The formula works, as is made clear by the illuminating case-studies of Messy Church in action which punctuate the book. A new Messy Church is registered every day. Bob Jackson, crunching the numbers, contends that, thanks to Messy Church, the drift of children from the Church is at last being arrested. Tim Waghorn, getting very excited, asserts that "the world is becoming a better place because of Messy Church."

Huge questions remain. Some - but not all - are discussed in these pages. The biggest problem, addressed but not resolved, is the relationship of a messy church, meeting just once a month - lay-led, and light on sacrament and liturgy - to the mainstream Church.

Then there is the issue of protecting the brand. What is to be done about groups that call themselves messy churches but that are nothing of the sort? (There is an interesting parallel here, though it goes unremarked, in the misgivings of the "Godly Play" custodians about its counterfeits.)

It will occur to some readers that preoccupation with the question when a church is not a church is a dangerous distraction.
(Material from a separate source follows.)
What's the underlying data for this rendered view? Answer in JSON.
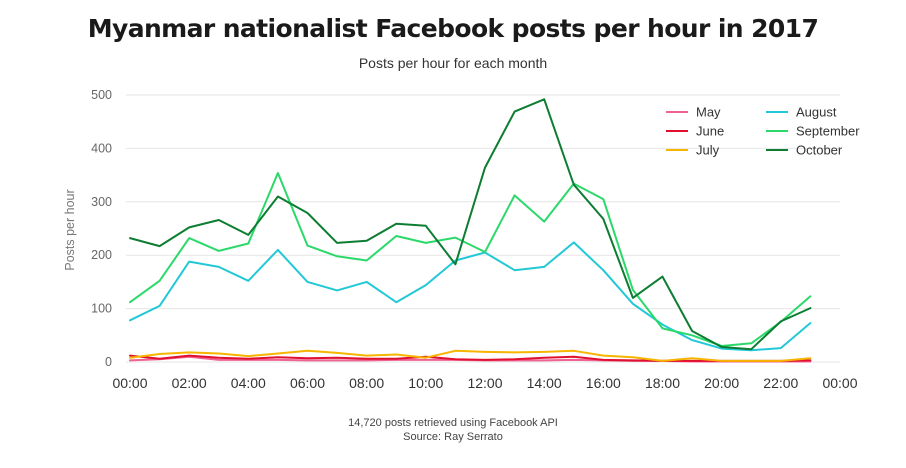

Jesus of Nazareth was much less interested in the Church than are most contributors to Messy Church Theology. His concern was the Kingdom of God, and what we must do to build it. The honourable exception to the prioritising of Church over Kingdom is Lings's own contributions to the book he edits. His closing chapter, discussing "mess in the 'now and not yet' kingdom", is a thrilling, if belated, reassertion of priorities.

Other readers, at least the more miserable ones, may be uneasy with the relentless emphasis on fun in the Messy Church programme. It has been well said that it was not for our entertainment that the Word became flesh.

Only one contributor deals directly with the topic announced by the book's title. Bishop Paul Bayes writes a sparkling chapter headed "Messy Theology". The Bishop notices what Jesus says about children. We must hope that by now he has had a quiet word with Steve Hollinghurst, one of his fellow-contributors. The latter is anxious to reassure us that children participating in worship are not necessarily Christians.

Here is a fascinating book about one of the most exciting developments in the contemporary Church. Do not be deterred, dear reader, by the incidence of the unlovely and unhelpful phrase "Fresh Expressions of Church" 32 times in the first six pages.

The Revd Dr Pridmore is a former Rector of Hackney in east London.